Pohlman is a longtime educator who has more than two decades in the district as a speech therapist, had various stints in Amherst and North Tonawanda as an assistant principal, and two years as principal of Gilmore Elementary before it closed and she moved to Spruce. She was in attendance. 

Pohlman had already been granted tenure for several of her past positions, but was up for a new evaluation while in her third year as principal. 

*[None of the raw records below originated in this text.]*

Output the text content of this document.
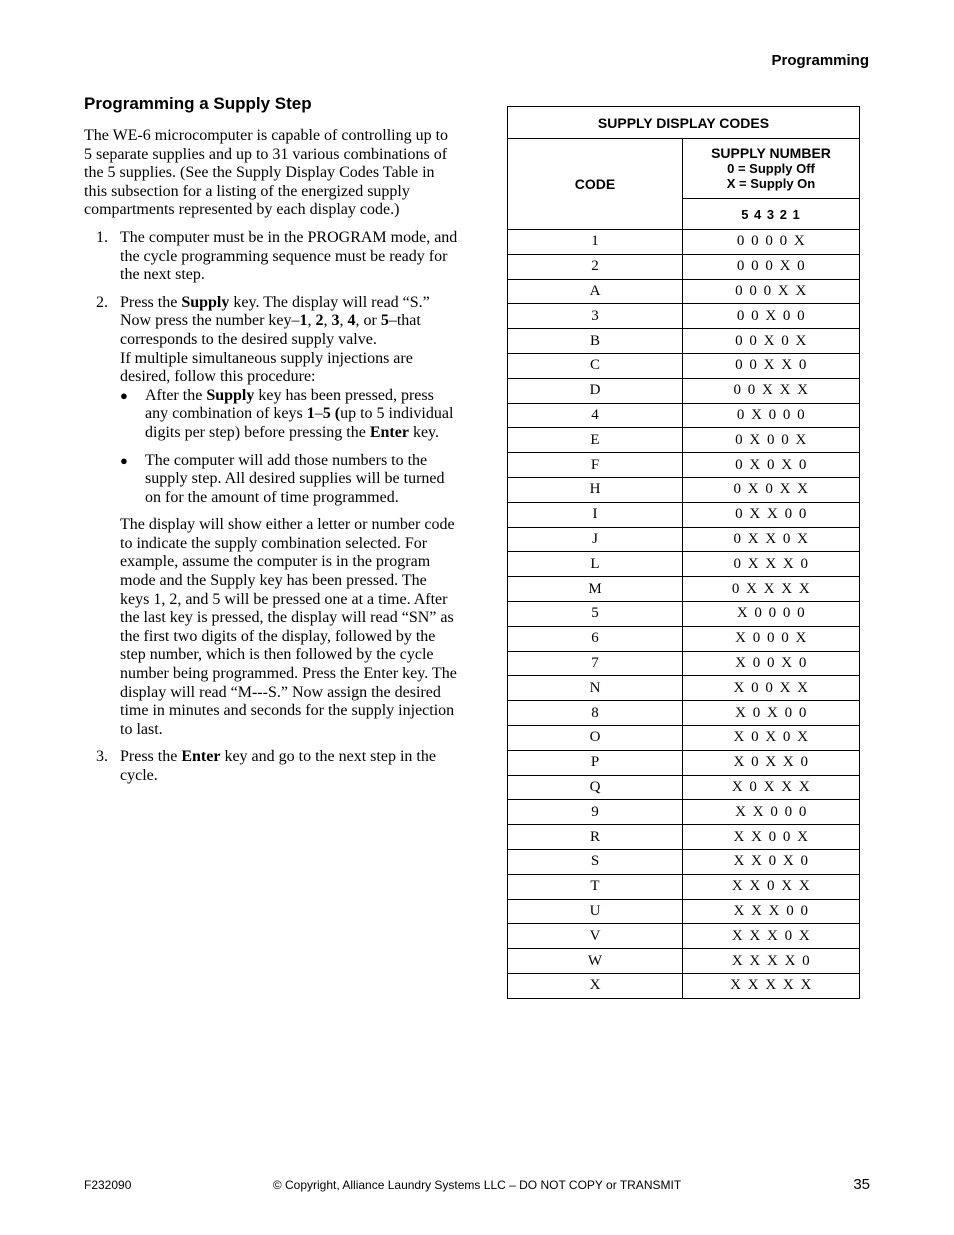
Programming
Programming a Supply Step

The WE-6 microcomputer is capable of controlling up to 5 separate supplies and up to 31 various combinations of the 5 supplies. (See the Supply Display Codes Table in this subsection for a listing of the energized supply compartments represented by each display code.)

1. The computer must be in the PROGRAM mode, and the cycle programming sequence must be ready for the next step.

2. Press the Supply key. The display will read “S.” Now press the number key–1, 2, 3, 4, or 5–that corresponds to the desired supply valve.

If multiple simultaneous supply injections are desired, follow this procedure:

● After the Supply key has been pressed, press any combination of keys 1–5 (up to 5 individual digits per step) before pressing the Enter key.
● The computer will add those numbers to the supply step. All desired supplies will be turned on for the amount of time programmed.

The display will show either a letter or number code to indicate the supply combination selected. For example, assume the computer is in the program mode and the Supply key has been pressed. The keys 1, 2, and 5 will be pressed one at a time. After the last key is pressed, the display will read “SN” as the first two digits of the display, followed by the step number, which is then followed by the cycle number being programmed. Press the Enter key. The display will read “M---S.” Now assign the desired time in minutes and seconds for the supply injection to last.

3. Press the Enter key and go to the next step in the cycle.

SUPPLY DISPLAY CODES	
CODE	SUPPLY NUMBER
0 = Supply Off
X = Supply On

	5 4 3 2 1
1	0 0 0 0 X
2	0 0 0 X 0
A	0 0 0 X X
3	0 0 X 0 0
B	0 0 X 0 X
C	0 0 X X 0
D	0 0 X X X
4	0 X 0 0 0
E	0 X 0 0 X
F	0 X 0 X 0
H	0 X 0 X X
I	0 X X 0 0
J	0 X X 0 X
L	0 X X X 0
M	0 X X X X
5	X 0 0 0 0
6	X 0 0 0 X
7	X 0 0 X 0
N	X 0 0 X X
8	X 0 X 0 0
O	X 0 X 0 X
P	X 0 X X 0
Q	X 0 X X X
9	X X 0 0 0
R	X X 0 0 X
S	X X 0 X 0
T	X X 0 X X
U	X X X 0 0
V	X X X 0 X
W	X X X X 0
X	X X X X X
F232090	© Copyright, Alliance Laundry Systems LLC – DO NOT COPY or TRANSMIT	35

The possibility that the board would not back Pohlman’s tenure caused dozens of letters to flood into members on her behalf, including one from Mayor Rob Ortt, while board member Colleen Osborn said she received what she described as a threatening letter at her home, which she read aloud during Wednesday’s meeting. 

The letter, obtained by the Tonawanda News, was not signed, but referred to Osborn as “vindictive” and called her the “worst mother of the year.”

“I don’t know your name but have reason to believe you are in this room,” said Osborn, of the letter’s author, while also citing the fact that many of her own children have attended Spruce over a 12-year period. “I have firsthand information when it comes to turnover and turmoil that surround the school.” 

Every board member in attendance spoke out against the letter and in support of Osborn, including Board President Kevin LoCicero, who said he has also received threatening letters at his home. 

“I guess it comes with the territory but it’s a shame that this is how it has to be,” said Art Pappas, the board vice president. “It’s a sad commentary but it seems to going on more and more all the time.”